In einer Podiumsdiskussion wird anschließend Univ.-Doz. Dr. Finbarr McLoughlin mit Professor Rabinowitch über sein Buch diskutieren. Er ist ein Kenner der Geschichte der Sowjetunion und hat vor allem zum stalinistischen Terror der 1930er Jahre und dessen Opfern unter den Mitgliedern der Kommunistischen und Sozialdemokratischen Partei Österreichs und anderer Länder Europas geforscht und publiziert.
„Die Sowjetmacht – Das erste Jahr“ ist das Ergebnis einer sich über mehr als drei Jahrzehnte erstreckenden Forschung, die seit 1991 die Archive der ehemaligen sowjetischen Partei und Regierung und seit 1993 auch die des KGB einschloss.

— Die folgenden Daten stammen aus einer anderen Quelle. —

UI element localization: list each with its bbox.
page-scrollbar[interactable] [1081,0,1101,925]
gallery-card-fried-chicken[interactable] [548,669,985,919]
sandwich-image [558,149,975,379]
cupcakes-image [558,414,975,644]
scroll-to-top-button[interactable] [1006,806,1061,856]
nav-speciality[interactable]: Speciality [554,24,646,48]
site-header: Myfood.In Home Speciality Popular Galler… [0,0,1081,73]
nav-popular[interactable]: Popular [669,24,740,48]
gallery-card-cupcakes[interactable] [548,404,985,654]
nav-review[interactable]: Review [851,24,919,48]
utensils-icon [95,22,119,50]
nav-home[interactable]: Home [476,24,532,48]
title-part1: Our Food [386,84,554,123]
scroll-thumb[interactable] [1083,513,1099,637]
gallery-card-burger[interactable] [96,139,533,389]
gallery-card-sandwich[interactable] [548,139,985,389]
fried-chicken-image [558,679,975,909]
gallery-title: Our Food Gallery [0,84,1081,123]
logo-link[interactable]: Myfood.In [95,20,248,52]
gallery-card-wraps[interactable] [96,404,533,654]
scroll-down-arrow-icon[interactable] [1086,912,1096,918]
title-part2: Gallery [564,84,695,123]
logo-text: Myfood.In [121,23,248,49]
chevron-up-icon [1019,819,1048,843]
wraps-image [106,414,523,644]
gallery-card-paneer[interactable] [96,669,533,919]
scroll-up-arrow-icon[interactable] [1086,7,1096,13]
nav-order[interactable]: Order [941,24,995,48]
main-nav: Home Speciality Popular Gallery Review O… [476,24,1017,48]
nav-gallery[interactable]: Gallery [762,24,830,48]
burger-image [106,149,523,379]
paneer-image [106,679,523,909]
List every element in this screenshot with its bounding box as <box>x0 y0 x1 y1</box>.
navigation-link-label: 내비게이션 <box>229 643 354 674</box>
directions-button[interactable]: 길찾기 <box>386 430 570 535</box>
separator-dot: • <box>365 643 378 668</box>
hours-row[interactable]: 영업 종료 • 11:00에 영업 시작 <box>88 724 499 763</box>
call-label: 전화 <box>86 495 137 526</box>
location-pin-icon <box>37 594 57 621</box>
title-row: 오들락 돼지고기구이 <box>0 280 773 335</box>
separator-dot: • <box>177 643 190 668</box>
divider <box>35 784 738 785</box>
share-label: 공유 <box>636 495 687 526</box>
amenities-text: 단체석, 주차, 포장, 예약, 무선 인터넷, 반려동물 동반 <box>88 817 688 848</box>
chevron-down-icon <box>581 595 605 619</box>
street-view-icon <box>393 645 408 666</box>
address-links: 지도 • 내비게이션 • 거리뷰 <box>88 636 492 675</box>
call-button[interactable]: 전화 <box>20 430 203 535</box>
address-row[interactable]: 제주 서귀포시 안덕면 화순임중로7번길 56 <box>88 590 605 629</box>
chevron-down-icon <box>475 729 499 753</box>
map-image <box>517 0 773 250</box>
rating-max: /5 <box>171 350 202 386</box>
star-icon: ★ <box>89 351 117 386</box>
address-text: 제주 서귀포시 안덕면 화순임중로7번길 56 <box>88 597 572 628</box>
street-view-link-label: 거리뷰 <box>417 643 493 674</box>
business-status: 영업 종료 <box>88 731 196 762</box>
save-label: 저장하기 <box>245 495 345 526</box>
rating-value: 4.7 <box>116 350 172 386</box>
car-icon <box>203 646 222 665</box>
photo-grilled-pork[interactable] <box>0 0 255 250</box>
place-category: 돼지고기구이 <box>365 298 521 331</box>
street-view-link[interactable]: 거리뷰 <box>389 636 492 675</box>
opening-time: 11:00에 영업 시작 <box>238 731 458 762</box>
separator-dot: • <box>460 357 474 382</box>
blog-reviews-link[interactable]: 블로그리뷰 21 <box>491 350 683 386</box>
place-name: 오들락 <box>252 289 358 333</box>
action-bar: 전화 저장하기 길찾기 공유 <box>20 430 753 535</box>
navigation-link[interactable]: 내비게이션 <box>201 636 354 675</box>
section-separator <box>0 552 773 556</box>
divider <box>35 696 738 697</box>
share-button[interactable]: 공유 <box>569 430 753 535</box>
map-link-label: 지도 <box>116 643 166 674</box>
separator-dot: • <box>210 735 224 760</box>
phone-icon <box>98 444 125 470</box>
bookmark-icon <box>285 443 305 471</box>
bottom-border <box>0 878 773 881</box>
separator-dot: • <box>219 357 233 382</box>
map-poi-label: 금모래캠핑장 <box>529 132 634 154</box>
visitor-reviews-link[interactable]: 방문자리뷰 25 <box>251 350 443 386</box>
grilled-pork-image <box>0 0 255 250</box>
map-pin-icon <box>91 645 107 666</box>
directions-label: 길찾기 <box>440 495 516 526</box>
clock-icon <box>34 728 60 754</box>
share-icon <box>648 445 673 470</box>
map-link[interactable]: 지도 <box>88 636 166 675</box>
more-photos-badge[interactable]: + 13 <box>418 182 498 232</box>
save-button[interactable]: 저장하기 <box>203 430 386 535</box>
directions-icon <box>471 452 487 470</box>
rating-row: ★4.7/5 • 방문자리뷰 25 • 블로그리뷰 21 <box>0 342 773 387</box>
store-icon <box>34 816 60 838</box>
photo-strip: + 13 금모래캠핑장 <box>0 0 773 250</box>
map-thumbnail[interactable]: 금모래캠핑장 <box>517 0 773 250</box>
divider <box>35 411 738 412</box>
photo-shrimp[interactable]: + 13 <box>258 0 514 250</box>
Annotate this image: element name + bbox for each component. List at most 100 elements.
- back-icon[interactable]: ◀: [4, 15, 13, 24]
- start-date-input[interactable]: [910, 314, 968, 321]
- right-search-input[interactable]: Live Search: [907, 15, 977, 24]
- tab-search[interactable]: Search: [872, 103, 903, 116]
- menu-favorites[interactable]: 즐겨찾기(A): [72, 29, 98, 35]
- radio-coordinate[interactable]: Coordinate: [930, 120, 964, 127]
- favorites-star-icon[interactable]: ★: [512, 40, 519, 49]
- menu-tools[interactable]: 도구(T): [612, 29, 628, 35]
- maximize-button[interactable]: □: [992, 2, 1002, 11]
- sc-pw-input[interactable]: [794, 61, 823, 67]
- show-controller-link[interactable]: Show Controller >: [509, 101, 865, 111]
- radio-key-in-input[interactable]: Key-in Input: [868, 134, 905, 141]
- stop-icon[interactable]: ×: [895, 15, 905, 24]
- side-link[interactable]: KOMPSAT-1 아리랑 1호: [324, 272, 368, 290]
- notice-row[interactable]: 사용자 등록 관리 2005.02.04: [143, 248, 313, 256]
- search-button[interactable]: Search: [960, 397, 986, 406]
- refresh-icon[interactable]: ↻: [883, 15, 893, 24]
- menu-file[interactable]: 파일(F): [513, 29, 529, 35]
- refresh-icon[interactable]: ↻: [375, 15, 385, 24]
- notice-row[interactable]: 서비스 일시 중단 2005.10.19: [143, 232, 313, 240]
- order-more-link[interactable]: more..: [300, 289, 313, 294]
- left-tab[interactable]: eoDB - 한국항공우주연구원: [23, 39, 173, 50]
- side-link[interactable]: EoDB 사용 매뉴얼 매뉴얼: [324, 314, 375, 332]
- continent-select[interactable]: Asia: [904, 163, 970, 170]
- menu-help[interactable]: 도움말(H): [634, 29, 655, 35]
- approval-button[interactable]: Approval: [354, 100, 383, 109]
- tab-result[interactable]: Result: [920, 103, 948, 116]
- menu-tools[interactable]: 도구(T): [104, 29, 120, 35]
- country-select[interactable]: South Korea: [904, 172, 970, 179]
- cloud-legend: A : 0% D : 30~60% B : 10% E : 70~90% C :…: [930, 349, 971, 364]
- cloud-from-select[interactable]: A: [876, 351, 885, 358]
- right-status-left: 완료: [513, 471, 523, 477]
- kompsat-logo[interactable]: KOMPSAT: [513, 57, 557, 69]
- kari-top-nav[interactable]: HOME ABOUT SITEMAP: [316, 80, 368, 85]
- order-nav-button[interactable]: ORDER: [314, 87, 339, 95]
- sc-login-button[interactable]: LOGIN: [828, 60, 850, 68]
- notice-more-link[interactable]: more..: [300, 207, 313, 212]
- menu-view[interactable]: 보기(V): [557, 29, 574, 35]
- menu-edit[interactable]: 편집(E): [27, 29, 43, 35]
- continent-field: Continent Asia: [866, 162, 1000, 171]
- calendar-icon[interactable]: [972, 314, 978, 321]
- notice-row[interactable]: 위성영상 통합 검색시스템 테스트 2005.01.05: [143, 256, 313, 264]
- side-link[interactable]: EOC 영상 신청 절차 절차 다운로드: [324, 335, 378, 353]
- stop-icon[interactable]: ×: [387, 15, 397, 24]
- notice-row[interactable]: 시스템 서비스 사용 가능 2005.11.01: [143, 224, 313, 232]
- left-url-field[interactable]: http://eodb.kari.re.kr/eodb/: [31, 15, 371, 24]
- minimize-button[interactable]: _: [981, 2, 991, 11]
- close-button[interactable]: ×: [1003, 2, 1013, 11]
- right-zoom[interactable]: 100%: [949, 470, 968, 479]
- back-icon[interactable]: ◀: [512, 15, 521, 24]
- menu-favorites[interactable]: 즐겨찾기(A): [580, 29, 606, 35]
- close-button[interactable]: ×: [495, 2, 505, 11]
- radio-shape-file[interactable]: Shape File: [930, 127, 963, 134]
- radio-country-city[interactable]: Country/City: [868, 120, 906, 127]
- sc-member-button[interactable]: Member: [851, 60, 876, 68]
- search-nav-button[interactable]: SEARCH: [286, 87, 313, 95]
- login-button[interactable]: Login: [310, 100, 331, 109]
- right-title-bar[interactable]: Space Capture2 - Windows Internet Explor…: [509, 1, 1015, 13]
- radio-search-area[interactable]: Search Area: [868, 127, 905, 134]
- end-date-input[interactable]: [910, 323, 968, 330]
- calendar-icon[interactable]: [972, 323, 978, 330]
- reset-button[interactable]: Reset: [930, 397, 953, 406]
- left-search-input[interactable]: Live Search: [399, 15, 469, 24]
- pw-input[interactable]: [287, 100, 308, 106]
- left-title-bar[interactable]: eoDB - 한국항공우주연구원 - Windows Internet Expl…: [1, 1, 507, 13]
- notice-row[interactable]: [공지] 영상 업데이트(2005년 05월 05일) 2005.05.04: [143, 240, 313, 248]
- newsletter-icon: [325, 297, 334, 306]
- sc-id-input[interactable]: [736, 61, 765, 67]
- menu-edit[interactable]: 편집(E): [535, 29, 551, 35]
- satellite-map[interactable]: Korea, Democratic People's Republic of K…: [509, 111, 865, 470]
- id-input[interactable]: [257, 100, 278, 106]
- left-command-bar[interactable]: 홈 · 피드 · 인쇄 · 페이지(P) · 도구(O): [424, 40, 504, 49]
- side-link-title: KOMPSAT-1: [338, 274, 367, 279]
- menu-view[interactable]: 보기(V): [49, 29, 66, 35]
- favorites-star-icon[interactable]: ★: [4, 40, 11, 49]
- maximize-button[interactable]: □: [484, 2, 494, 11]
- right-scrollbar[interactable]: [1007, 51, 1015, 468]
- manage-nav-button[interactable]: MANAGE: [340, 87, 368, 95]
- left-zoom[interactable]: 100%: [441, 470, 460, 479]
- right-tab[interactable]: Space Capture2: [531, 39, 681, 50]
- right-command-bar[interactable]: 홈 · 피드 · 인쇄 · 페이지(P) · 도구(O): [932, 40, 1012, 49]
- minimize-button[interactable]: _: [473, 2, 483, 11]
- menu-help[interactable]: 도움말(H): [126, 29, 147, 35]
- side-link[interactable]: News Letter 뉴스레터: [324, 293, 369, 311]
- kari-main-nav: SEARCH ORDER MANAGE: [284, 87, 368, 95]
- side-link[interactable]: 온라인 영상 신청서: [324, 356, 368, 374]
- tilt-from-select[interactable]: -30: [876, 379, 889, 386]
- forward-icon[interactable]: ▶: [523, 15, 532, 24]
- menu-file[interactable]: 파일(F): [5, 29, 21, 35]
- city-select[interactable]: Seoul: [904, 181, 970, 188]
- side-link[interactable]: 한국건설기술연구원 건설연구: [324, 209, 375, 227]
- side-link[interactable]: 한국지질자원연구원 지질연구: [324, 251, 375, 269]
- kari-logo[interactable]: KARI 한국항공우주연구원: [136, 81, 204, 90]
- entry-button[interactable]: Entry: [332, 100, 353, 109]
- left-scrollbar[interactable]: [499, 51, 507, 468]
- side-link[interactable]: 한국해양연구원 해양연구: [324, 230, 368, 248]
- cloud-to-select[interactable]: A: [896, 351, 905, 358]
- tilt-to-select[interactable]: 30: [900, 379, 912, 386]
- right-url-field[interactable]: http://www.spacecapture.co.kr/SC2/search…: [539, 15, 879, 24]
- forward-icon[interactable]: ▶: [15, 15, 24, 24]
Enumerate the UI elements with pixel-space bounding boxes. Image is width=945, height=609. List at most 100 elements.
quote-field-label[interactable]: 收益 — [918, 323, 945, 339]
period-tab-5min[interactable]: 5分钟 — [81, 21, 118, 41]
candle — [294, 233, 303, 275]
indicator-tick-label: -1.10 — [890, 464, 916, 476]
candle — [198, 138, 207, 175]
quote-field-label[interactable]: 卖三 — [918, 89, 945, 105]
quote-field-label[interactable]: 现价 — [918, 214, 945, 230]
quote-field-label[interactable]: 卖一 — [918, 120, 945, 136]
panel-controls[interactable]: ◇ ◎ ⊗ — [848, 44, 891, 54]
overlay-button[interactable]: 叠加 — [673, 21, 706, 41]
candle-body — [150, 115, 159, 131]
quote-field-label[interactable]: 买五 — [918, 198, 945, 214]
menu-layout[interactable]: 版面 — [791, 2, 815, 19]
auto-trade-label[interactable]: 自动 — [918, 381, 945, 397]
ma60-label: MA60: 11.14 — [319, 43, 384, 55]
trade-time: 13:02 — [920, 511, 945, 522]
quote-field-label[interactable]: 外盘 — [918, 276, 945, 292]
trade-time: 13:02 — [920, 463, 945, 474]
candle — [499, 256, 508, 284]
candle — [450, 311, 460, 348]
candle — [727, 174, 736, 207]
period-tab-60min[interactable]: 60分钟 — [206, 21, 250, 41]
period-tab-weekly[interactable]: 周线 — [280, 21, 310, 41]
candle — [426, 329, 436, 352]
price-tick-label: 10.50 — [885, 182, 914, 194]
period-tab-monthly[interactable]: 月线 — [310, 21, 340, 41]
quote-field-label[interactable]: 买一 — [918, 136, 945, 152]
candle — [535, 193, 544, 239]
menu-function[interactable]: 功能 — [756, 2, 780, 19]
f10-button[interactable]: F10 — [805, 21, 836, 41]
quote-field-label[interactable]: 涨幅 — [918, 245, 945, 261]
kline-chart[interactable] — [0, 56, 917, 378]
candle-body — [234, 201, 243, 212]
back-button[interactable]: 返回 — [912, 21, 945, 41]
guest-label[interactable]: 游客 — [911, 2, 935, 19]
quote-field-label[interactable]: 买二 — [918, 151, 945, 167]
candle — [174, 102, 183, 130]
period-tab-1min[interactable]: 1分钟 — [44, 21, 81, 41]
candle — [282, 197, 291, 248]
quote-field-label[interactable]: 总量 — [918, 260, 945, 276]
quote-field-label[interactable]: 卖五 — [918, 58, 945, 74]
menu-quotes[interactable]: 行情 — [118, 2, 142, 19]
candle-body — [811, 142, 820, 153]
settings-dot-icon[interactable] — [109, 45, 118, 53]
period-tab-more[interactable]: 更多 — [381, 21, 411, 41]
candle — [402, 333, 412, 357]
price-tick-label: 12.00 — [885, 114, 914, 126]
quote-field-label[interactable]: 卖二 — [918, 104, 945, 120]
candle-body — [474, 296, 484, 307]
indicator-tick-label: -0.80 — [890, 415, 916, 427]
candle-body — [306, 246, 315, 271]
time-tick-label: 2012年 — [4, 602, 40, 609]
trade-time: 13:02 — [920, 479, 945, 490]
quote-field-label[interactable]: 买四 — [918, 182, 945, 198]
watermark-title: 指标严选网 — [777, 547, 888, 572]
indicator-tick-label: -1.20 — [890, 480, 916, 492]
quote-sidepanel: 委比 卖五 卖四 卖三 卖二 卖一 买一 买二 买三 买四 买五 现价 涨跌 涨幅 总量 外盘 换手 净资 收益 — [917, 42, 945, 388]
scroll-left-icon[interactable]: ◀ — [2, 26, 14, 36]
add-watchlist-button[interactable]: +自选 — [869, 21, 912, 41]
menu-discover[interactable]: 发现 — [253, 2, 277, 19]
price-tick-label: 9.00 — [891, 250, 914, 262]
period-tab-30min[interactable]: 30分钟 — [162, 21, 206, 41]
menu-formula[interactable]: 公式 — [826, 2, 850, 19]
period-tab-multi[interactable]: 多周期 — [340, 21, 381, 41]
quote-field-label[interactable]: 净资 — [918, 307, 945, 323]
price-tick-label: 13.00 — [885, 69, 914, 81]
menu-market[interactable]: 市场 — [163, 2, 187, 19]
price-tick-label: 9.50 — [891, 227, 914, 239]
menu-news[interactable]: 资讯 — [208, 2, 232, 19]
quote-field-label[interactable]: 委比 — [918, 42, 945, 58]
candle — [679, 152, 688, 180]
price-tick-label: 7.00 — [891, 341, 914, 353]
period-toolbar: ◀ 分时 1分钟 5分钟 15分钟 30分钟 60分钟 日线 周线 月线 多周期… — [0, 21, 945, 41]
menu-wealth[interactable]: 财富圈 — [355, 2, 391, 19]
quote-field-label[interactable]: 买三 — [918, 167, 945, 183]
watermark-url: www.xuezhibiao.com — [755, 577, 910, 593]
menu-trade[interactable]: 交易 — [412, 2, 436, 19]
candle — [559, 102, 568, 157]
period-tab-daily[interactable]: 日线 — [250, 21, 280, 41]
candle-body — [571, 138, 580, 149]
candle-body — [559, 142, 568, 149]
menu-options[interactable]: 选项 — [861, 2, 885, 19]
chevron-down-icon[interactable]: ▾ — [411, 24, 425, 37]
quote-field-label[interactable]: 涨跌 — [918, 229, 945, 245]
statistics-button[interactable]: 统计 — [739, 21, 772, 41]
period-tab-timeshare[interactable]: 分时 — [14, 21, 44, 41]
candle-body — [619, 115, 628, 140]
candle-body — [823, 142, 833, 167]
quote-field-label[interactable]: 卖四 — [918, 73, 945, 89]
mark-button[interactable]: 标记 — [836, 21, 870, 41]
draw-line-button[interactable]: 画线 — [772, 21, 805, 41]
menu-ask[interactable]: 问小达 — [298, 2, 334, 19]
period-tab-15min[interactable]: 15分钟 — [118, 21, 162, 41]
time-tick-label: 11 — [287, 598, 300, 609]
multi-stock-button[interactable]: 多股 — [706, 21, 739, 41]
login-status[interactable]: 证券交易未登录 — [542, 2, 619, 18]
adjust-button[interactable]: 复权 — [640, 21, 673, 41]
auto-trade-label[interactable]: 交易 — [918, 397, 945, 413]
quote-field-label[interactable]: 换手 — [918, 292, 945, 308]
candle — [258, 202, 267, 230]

Es dokumentiert und analysiert detailliert die politischen Konflikte innerhalb der Bolschewistischen Partei nach der Machteroberung im Oktober 1917 und die Auseinandersetzungen mit anderen Parteien wie der der Sozialrevolutionäre um die Zusammensetzung der revolutionären Regierung, die Konstituierende Versammlung, die Verhandlungen zum Frieden von Brest-Litowsk. Sehr anschaulich zeigt es die enormen wirtschaftlichen und sozialen Schwierigkeiten auf, mit denen der junge Arbeiterstaat nach vier Kriegsjahren und der Besetzung weiter Teile des Landes durch die deutschen Armeen konfrontiert war.
Gegenwärtig forscht Alexander Rabinowitch in den Archiven von St. Petersburg. Er arbeitet an seinem nächsten Buch über das zweite Regierungsjahr der Bolschewiki, in dem sich diese Schwierigkeiten, wirtschaftliche und soziale Not im Inneren, militärischer Druck von außen, noch vervielfachten.
Das World Socialist Web Site befragte Alexander Rabinowitch vor seiner Reise nach Wien über seinen Werdegang als Historiker und seine Arbeit zur Geschichte der Russischen Revolution.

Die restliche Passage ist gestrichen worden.